Although the overall week over week tracking in the Bloomberg Nanos Canadian Confidence Index remained flat, the one week change on people’s reported state of personal finances realized noticeable negative pressure.

“Only 13.5% of Canadians said their personal finances have improved over the past year compared to 31.0% who said their finances have worsened,” said Nanos Research Group Chairman Nik Nanos. “Also of note, middle aged Canadians 30-39 years of age hit a new one year low in confidence.

“The oil-price shock continues to reverberate through Canada’s labor market, with another uptick in the unemployment rate to 7.2% and a drop in manufacturing employment in the latest reported data. There are some positive signals, however. Canadian business sentiment appears to be rising, and the Atlanta Fed’s ‘nowcast’ is for U.S. GDP to grow by 2.2% in the first quarter, both essential for a Canadian economic recovery”, said Robert Lawrie of Bloomberg Economics.

The BNCCI, a composite of a weekly measure of financial health and economic expectations, registered at 52.17 compared with last week’s 52.07. The twelve month high stands at 58.62.

The Bloomberg Nanos Pocketbook Index is based on survey responses to questions on personal finances and job security. This sub-indice was at 57.71 this week compared to 57.95 the previous week. The Bloomberg Nanos Expectations Index, based on surveys for the outlook for the economy and real estate prices, was at 46.62 this week (compared to 46.19 last week).

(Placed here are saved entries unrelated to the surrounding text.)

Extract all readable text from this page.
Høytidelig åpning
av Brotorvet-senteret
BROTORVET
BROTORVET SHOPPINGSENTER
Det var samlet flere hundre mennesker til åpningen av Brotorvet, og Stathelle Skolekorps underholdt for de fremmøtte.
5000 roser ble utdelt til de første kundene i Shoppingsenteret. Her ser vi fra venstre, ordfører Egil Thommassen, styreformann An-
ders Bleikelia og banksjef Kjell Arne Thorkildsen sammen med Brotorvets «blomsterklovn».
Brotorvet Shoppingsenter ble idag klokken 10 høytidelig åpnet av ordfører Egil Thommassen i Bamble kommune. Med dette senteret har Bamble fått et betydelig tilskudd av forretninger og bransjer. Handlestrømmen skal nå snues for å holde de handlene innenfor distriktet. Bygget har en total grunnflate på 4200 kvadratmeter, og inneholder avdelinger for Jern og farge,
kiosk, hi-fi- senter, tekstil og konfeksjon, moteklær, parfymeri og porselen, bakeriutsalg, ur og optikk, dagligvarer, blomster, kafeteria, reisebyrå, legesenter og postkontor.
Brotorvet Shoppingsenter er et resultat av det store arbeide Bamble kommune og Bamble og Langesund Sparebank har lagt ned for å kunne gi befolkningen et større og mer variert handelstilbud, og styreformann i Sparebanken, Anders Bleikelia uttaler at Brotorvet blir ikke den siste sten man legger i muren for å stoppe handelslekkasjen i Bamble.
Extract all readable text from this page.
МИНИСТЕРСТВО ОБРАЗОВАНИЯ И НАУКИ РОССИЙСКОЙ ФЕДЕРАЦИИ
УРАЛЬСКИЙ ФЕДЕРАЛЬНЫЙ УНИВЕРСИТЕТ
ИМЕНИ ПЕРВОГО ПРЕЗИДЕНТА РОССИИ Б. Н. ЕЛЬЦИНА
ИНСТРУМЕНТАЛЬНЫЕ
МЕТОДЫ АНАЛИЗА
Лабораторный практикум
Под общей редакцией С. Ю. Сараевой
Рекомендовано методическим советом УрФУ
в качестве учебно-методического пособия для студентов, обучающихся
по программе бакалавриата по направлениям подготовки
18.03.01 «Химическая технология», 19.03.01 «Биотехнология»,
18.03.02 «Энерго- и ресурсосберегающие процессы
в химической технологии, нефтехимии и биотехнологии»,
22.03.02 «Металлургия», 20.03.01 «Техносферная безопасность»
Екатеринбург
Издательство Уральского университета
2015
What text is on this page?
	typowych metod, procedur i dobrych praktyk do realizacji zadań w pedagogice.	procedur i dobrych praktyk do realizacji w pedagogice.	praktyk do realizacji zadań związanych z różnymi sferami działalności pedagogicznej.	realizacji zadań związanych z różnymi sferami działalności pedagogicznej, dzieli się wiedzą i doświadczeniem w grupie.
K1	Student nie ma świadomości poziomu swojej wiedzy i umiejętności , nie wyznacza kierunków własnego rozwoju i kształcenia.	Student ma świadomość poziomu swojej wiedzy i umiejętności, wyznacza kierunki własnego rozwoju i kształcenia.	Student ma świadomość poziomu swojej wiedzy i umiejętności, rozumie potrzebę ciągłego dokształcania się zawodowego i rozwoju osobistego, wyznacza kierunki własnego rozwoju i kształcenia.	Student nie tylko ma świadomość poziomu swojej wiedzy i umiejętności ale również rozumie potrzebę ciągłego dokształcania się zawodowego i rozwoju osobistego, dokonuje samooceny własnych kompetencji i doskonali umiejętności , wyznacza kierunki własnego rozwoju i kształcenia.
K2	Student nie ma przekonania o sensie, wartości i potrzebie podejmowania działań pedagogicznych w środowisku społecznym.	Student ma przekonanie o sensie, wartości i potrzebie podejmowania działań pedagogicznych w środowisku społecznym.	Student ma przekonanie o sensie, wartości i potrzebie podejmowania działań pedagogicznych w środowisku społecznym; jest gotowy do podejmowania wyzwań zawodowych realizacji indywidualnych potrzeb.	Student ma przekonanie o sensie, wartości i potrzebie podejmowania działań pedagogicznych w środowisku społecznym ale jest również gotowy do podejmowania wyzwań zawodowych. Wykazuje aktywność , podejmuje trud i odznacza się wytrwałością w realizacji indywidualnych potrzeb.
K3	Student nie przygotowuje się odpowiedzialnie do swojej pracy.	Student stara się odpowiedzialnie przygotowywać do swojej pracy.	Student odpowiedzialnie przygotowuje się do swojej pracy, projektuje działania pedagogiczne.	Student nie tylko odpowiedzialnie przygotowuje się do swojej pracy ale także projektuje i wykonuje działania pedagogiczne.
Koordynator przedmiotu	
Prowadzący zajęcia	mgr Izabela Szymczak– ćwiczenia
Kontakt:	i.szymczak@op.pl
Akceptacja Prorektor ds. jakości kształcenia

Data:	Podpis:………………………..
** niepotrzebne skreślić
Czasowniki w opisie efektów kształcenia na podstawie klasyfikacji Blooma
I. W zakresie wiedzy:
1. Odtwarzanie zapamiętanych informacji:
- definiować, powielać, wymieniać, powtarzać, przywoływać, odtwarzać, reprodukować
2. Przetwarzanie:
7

The average for the BNCCI since 2008 has been 56.59 with a low of 43.28 in December 2008 and a high of 62.92 in December 2009. The index has averaged 52.67 this year.

To view the weekly tracking visit our website.

Methodology

The BNCCI is produced by the Nanos Research Corporation, headquartered in Canada,  which operates in Canada and the United States.  The data is based on random telephone interviews with 1,000 Canadian consumers (land- and cell-lines), using a four week rolling average of 250 respondents each week, 18 years of age and over. The random sample of 1,000 respondents may be weighted by age and gender using the latest census information for Canada and the sample is geographically stratified to be representative of Canada. The interviews are compiled into a four week rolling average of 1,000 interviews where each week, the oldest group of 250 interviews is dropped and a new group of 250 interviews is added. The views of 1,000 respondents are compiled into a diffusion index from 0 to 100. A score of 50 on the diffusion index indicates that positive and negative views are a wash while scores above 50 suggest net positive views, while those below 50 suggest net negative views in terms of the economic mood of Canadians.

A random telephone survey of 1,000 consumers in Canada is accurate 3.1 percentage points, plus or minus, 19 times out of 20.

All references or use of this data must cite Bloomberg Nanos as the source.